Но самое значительное произведение этого периода и несомненный шедевр Островского – Гроза (1860). Это самая знаменитая из его пьес, о которой больше всего написано. Добролюбов выбрал ее для одной из своих самых действенных и влиятельных проповедей против темных сил консерватизма и традиций, а Григорьев увидел в ней высшее выражение любви Остров­ского к традиционному укладу и характерам незатронутых разложением русских средних классов. В действительности же это чисто поэтиче­ская, чисто атмо­сферная вещь, великая поэма о любви и смерти, о свободе и рабстве. Она до предела локальная, до предела русская, и ее атмосфера, насыщенная русским бытом и русским поэтическим чувством, делает ее трудно понимаемой для иностранца. Ибо тут каждая деталь усиливается всей традиционной эмоциональной основой (быть может, лучше всего выраженной в русских народных песнях), и, лишенная этой основы, она теряет большую часть своего очарования. Гроза – редкий пример высочайшего шедевра, построенного исключительно на национальном материале.

После 1861 г. Островский стал думать о новых путях. На некоторое время он посвятил себя созданию исторических пьес (см. раздел 15), а в прозаических пьесах отошел от многого, что было в нем нового и оригинального. Он почти совсем забросил купеческую среду, которая под влиянием реформ и распространения образования быстро преображалась в серый средний класс, и все больше и больше поддавался традиционному методу писания пьес, хотя никогда не снисходил до использования искусственных и неправдоподобных трюков французской школы. Благодаря его примеру Россия, в отличие от других стран, сумела остаться в стороне от всепроникающего влияния школы Скриба и Сарду. И все-таки в большинстве его поздних пьес больше сюжета и интриги, чем в ранних, и хотя критики, как правило, их не одобряли, такие поздние пьесы Островского как На всякого мудреца довольно простоты (1868), Лес (1871), Волки и овцы (1877) имели еще больший успех у публики, чем более характерные для него ранние шедевры. Первые две явно принадлежат к его лучшим произведениям, а Лес делит с Грозой честь рассматриваться как его шедевр. Хоть эта комедия и менее оригинальна, она богата замечательно написанными характерами. Главные ее персонажи – два странствующих актера, трагик Несчастливцев и комик Счастливцев, Дон Кихот и Санчо Панса. Они почти не усту­пают великим созданииям Сервантеса в многогранности и сложности. Из всех пьес Островского это единственная, в которой благородное начало в человеке триумфально утверждается моральной, хотя и не финансовой победой донкихотствующего трагика. Но в ней содержатся и другие образы – богатая и бессердечная вдова г-жа Гурмыжская и ее молодой любовник Буланов, по своей цинической и самодовольной эгоистической подлости самые неприукрашенные типы в русской литературе.

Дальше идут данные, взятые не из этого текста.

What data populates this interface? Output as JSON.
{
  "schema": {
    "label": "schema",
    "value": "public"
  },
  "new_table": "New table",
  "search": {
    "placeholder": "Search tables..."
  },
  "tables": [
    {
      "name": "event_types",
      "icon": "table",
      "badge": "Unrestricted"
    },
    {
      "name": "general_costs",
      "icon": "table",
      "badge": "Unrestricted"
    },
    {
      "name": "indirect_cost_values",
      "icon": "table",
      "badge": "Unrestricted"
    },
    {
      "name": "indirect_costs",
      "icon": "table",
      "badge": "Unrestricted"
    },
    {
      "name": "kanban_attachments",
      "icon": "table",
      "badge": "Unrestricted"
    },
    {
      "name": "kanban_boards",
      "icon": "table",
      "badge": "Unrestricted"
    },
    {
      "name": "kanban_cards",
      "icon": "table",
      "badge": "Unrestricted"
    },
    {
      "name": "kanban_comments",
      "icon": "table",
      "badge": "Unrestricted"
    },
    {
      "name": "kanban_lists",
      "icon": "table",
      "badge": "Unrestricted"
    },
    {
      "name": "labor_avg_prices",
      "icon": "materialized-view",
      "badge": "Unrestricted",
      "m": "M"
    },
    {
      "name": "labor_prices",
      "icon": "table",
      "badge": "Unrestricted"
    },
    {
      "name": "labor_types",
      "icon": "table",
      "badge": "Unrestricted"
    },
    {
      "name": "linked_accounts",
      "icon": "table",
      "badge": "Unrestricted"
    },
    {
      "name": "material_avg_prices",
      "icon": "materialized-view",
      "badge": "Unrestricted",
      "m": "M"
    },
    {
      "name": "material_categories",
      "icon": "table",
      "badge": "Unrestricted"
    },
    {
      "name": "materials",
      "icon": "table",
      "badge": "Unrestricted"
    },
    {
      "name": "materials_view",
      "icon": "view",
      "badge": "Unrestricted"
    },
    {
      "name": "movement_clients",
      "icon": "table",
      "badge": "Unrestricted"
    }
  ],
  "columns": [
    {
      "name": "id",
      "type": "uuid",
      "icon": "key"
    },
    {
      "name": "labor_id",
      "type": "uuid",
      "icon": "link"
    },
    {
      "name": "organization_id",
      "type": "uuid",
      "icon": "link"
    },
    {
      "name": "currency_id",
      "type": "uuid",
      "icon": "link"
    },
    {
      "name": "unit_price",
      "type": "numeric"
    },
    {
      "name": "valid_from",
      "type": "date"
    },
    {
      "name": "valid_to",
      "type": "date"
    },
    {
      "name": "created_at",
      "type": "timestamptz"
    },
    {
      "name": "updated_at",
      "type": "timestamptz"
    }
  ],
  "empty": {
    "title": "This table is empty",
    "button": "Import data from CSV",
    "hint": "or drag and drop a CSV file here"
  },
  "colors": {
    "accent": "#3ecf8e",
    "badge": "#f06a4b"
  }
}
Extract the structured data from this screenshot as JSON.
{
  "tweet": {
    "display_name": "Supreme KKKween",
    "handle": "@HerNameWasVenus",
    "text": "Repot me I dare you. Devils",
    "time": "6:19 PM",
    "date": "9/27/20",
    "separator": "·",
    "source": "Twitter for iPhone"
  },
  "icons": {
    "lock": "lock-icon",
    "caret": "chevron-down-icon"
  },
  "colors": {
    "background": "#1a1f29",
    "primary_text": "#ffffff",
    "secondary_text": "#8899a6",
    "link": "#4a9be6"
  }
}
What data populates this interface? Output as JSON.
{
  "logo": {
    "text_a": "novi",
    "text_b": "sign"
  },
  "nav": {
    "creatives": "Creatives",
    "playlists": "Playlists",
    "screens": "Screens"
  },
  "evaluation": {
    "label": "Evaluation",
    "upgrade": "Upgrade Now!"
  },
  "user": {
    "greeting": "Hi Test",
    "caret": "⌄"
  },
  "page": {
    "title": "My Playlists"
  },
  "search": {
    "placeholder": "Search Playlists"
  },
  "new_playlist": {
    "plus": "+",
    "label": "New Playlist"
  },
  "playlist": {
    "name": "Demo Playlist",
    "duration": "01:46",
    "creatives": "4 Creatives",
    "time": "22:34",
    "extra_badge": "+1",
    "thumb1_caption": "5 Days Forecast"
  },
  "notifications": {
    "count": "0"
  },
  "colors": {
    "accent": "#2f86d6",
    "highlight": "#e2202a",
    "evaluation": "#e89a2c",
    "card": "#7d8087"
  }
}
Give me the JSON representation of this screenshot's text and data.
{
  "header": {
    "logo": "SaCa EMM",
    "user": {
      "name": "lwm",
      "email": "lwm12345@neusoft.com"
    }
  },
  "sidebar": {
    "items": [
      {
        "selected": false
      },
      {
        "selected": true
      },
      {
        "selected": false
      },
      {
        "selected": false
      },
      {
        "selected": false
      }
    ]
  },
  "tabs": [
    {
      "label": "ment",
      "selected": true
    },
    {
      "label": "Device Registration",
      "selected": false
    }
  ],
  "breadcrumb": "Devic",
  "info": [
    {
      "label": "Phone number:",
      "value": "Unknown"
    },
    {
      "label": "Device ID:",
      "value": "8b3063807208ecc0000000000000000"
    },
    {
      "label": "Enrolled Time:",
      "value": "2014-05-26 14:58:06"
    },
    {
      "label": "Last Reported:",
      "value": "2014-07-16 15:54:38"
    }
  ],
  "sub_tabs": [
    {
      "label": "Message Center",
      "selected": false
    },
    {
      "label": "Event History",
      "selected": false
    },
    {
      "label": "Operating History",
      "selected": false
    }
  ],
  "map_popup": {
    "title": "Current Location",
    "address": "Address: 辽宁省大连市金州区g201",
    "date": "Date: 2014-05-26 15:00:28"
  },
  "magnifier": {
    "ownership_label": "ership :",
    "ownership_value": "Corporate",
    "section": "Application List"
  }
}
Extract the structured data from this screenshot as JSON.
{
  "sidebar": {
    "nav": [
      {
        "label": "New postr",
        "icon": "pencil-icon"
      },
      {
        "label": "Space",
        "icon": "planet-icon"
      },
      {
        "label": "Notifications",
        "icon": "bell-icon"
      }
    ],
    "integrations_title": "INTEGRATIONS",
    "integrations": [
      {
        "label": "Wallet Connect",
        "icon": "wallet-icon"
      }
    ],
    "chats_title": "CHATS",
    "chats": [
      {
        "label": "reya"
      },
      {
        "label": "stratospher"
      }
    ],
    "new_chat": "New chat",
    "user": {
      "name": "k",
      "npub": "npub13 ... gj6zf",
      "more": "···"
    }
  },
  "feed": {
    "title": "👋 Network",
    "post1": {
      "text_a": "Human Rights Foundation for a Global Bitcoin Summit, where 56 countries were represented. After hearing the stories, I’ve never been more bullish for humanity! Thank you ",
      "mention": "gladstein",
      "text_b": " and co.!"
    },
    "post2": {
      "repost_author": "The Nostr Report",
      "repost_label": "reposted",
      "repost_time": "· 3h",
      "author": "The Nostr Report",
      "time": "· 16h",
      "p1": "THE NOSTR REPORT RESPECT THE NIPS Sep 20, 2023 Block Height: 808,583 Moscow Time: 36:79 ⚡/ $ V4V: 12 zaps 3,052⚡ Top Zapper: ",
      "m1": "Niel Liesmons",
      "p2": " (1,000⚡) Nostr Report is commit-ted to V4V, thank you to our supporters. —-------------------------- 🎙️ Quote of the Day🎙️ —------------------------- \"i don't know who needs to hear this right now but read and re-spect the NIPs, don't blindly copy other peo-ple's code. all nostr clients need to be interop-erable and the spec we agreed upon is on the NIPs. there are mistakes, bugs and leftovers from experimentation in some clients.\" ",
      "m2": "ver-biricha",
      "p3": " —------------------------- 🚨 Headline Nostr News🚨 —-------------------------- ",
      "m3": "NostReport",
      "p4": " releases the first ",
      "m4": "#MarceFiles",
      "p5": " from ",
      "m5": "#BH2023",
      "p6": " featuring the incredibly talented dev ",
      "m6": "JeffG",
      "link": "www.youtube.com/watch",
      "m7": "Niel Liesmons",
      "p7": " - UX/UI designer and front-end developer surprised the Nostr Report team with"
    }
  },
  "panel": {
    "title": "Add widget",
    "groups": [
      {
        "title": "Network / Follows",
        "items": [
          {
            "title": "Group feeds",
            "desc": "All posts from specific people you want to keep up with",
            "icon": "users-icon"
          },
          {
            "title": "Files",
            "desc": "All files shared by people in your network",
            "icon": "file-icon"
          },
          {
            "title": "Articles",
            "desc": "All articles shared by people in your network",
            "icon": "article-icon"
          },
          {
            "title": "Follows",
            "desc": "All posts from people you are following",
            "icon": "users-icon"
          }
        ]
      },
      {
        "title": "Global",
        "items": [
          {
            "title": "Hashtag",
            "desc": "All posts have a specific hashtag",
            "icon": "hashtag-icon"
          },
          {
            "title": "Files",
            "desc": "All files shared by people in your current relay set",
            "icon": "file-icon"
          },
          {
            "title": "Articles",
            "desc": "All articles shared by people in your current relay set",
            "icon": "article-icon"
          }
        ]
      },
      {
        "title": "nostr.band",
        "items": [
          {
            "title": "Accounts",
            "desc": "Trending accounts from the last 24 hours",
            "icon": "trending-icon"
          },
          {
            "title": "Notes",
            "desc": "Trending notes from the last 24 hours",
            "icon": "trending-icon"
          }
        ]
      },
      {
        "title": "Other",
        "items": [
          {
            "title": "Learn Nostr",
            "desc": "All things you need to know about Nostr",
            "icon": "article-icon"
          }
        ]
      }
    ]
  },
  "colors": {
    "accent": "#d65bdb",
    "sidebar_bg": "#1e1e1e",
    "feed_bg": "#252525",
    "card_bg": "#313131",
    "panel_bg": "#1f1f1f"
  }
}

Островский никогда не останавливался и всегда продолжал искать новые пути и методы. В по­следних своих пьесах (Бесприданница, 1880) он испробовал более психологический метод создания характеров. Но в целом последние его пьесы свидетельствуют о некотором иссыхании творческих сил. Ко времени своей смерти он господствовал на русской сцене чистым количеством своих произведений. Но наследники, которых он оставил, были средние и нетворческие люди, способные лишь писать пьесы с «благодарными ролями» для отличных актеров и актрис, выращенных в школе Щепкина и Островского, но неспособные продолжать живую традицию литературной драмы.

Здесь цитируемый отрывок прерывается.